Lorsqu’ils furent descendus à terre, Pierre fit le compte et constata la capture de cent cinquante-trois gros poissons. Pas un de plus, pas un de moins ; c’est parole d’Évangile.

— Venez, dit Jésus, et mangez.

On s’en fourra tant qu’on put ; mais plus on boulottait, plus les gros poissons se multipliaient.

Ah ! les pauvres ! que n’ont-ils pas le pouvoir surnaturel de Jésus ! comme ce pouvoir leur serait utile pour les aider à subvenir aux besoins de leurs familles !

Le dîner fut excellent, les poissons étaient tout ce qu’il y avait de mieux dans le lac ; mais on manquait de dessert. En guise de dessert, Jésus servit à ses disciples un petit discours.

Il s’adressa à Simon-Caillou et lui dit :

— Pierre, m’aimes-tu ?

— Oui, Seigneur, je vous aime.

— Eh bien, tu feras paître mes brebis.

Au bout de cinq minutes, Jésus réitéra sa question :

— Pierre, m’aimes-tu ?

Et Simon-Caillou répondit comme la première fois.

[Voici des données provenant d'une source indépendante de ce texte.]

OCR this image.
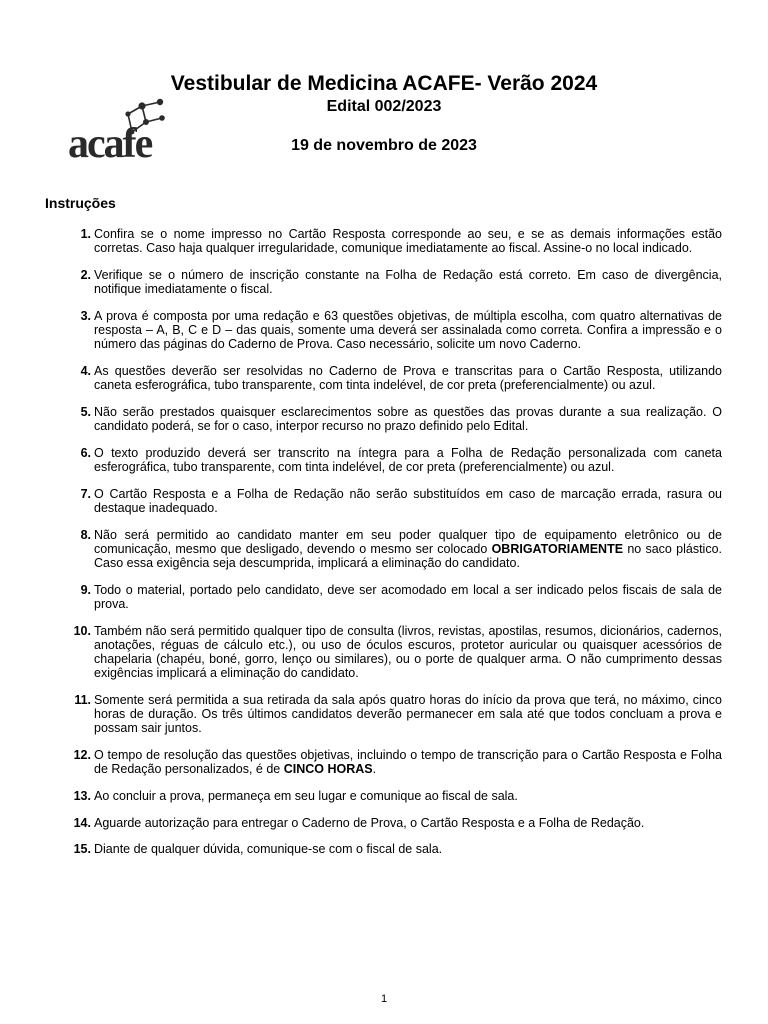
acafe
Vestibular de Medicina ACAFE- Verão 2024
Edital 002/2023
19 de novembro de 2023
Instruções
1. Confira se o nome impresso no Cartão Resposta corresponde ao seu, e se as demais informações estão corretas. Caso haja qualquer irregularidade, comunique imediatamente ao fiscal. Assine-o no local indicado.
2. Verifique se o número de inscrição constante na Folha de Redação está correto. Em caso de divergência, notifique imediatamente o fiscal.
3. A prova é composta por uma redação e 63 questões objetivas, de múltipla escolha, com quatro alternativas de resposta – A, B, C e D – das quais, somente uma deverá ser assinalada como correta. Confira a impressão e o número das páginas do Caderno de Prova. Caso necessário, solicite um novo Caderno.
4. As questões deverão ser resolvidas no Caderno de Prova e transcritas para o Cartão Resposta, utilizando caneta esferográfica, tubo transparente, com tinta indelével, de cor preta (preferencialmente) ou azul.
5. Não serão prestados quaisquer esclarecimentos sobre as questões das provas durante a sua realização. O candidato poderá, se for o caso, interpor recurso no prazo definido pelo Edital.
6. O texto produzido deverá ser transcrito na íntegra para a Folha de Redação personalizada com caneta esferográfica, tubo transparente, com tinta indelével, de cor preta (preferencialmente) ou azul.
7. O Cartão Resposta e a Folha de Redação não serão substituídos em caso de marcação errada, rasura ou destaque inadequado.
8. Não será permitido ao candidato manter em seu poder qualquer tipo de equipamento eletrônico ou de comunicação, mesmo que desligado, devendo o mesmo ser colocado OBRIGATORIAMENTE no saco plástico. Caso essa exigência seja descumprida, implicará a eliminação do candidato.
9. Todo o material, portado pelo candidato, deve ser acomodado em local a ser indicado pelos fiscais de sala de prova.
10. Também não será permitido qualquer tipo de consulta (livros, revistas, apostilas, resumos, dicionários, cadernos, anotações, réguas de cálculo etc.), ou uso de óculos escuros, protetor auricular ou quaisquer acessórios de chapelaria (chapéu, boné, gorro, lenço ou similares), ou o porte de qualquer arma. O não cumprimento dessas exigências implicará a eliminação do candidato.
11. Somente será permitida a sua retirada da sala após quatro horas do início da prova que terá, no máximo, cinco horas de duração. Os três últimos candidatos deverão permanecer em sala até que todos concluam a prova e possam sair juntos.
12. O tempo de resolução das questões objetivas, incluindo o tempo de transcrição para o Cartão Resposta e Folha de Redação personalizados, é de CINCO HORAS.
13. Ao concluir a prova, permaneça em seu lugar e comunique ao fiscal de sala.
14. Aguarde autorização para entregar o Caderno de Prova, o Cartão Resposta e a Folha de Redação.
15. Diante de qualquer dúvida, comunique-se com o fiscal de sala.
1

À quoi le Verbe, qui adorait les répétitions, dit encore :

— Je te donne le soin de faire paître mon troupeau.

C’est en vertu de ces paroles que l’Église nous raconte que Pierre fut le premier pape.

Jésus apparut encore, à plusieurs reprises, à ses apôtres.

Un matin, d’assez bonne heure, il les emmena sur une autre colline.

Les apôtres, chemin faisant, se demandaient ce qui allait arriver.

— Est-ce qu’il va nous exciter encore à l’insurrection et se faire crucifier une seconde fois ?

Quelques-uns étaient inquiets, pensant que ce pourrait bien être leur tour. Ils n’envisageaient pas avec gaieté la perspective d’une potence.

Quand on fut au sommet de la colline, le Verbe leur parla ainsi :

— La comédie est terminée ; nous allons baisser le rideau. Ma mission est accomplie ; je n’ai plus rien à fricoter dans cette vallée de larmes. Je vais donc rejoindre au ciel le père Jéhovah. Embrassez-moi, et au revoir dans un meilleur monde.

Les apôtres étaient stupéfaits.

— Quoi ! vous nous quittez !

— Il le faut, c’est écrit dans le livre du destin.

— Mais que deviendrons-nous, si vous n’êtes plus dans notre compagnie pour nous fortifier par vos exemples ?

— Soyez sans crainte, je veillerai sur vous. J’ai soufflé sur vos têtes ; mon père no 2, le Saint-Esprit, descendra vous confirmer les dons précieux que j’ai tenu à vous transmettre. Allons, une dernière risette au patron ! L’heure de mon départ est sonnée.

On s’embrassa.

Après quoi Jésus, non sans avoir caressé la Magdeleine, posa le pied droit sur une pierre, plia le jarret, pour se donner du ressort, et s’élança en l’air.

Thomas eut, une seconde, l’idée qu’il allait retomber.

Pas du tout.

Le Verbe se soutenait dans le vide, et il montait, montait, avec une certaine vitesse.

Il monta tant et si bien, qu’à la fin les apôtres s’aperçurent… qu’ils ne l’apercevaient plus.

Alors, deux anges parurent à leurs côtés, et leur voix mélodieuse susurra ces paroles :

— Hommes de Galilée, ne regardez plus en haut comme ça ! Jésus est parti, et bien parti. Il ne reviendra qu’à la fin du monde pour juger les vivants et les morts.

Et les apôtres s’en retournèrent au cénacle, baissant le nez, et convaincus que leur existence, désormais, n’allait pas être semée de roses. (Matthieu, XXVIII, 16-20 ; Marc, XVI, 15-20 ; Luc, XXIV, 44-53 ; Jean, XXI, 1-25.)


  1. Et ils sont nombreux, car la civilisation romaine était alors à son apogée.